Another NDE author, Eben Alexander, an American neurosurgeon, is famous for his own experience in 2008, when he suddenly became ill with a rare form of bacterial meningitis that has a 90 % mortality rate. He was in coma seven days, during which he had a profound near-death experience. When he awoke and gradually fully recovered, he started to write down what he had experienced while in coma. His notes became his international bestseller Proof of Heaven: A Neurosurgeon’s Journey into the Afterlife (2012).

He also authored The Map of Heaven: How Science, Religion, and Ordinary People Are Proving the Afterlife (2014) and Living in a Mindful Universe: A Neurosurgeon’s Journey into the Heart of Consciousness (2017, co-authored with Karen Newell)

Alexander writes, “First and foremost, near-death experiences, and related mystical states of awareness, reveal crucial truths about the nature of existence. […] NDEs such as mine then represent the tip of the spear in a rapidly progressing enlightenment of the scientific community around the mind-brain relationship, and our understanding of the very nature of reality.
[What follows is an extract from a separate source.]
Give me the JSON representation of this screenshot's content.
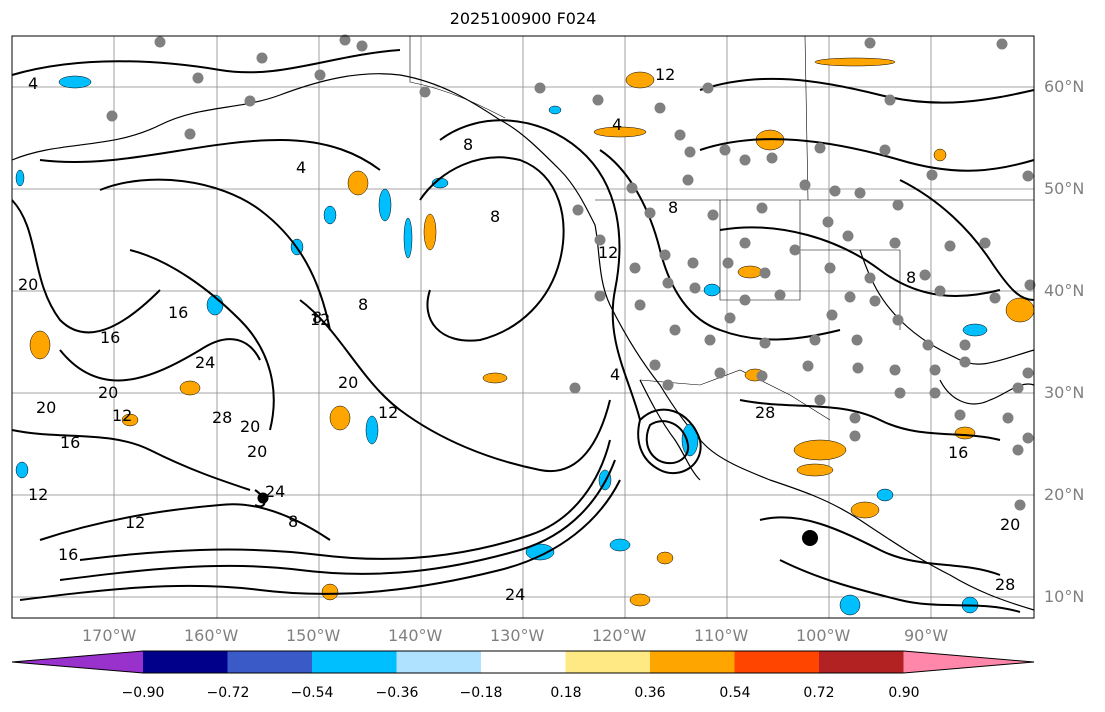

The world will never be the same.” (My Experience in Coma, an article by Dr. Eben Alexander on his website.)

Dr. Jeffrey Long, a practicing radiation oncologist in Houma, Louisiana, USA and founder of the Near-Death Experience Research Foundation, is another scientist who have produced a bestseller on NDEs – Evidence of the Afterlife: The Science of Near-Death Experiences (2010), co-authored with the above-mentioned Paul Perry.

In another book – God and the Afterlife (2016, also co-written with Perry) – we learn that among the many similar features of the thousands of NDE accounts described, there is a strikingly similar depiction of God as a “Supreme Being who radiated love and grace”. The NDE research foundation Long runs with his wife Jody, is a forum where persons who have had NDEs, may share their stories. Long has collected more than 4,000 such experiences from around the world.

Another American who has published several books on NDEs is P.M.H. Atwater (Phyllis Marie Huffman Atwater) from Idaho, among them The Big Book of Near-Death Experiences: the ultimate guide to what happens when we die (2007). And We Live Forever – The Real Truth About Death (2004)

And many more have written about the NDE phenomenon – John Burke, Betty Eadie, Anita Moorjani, Mary C. Neal, Michael Newton, Lynn Vincent, to name a few.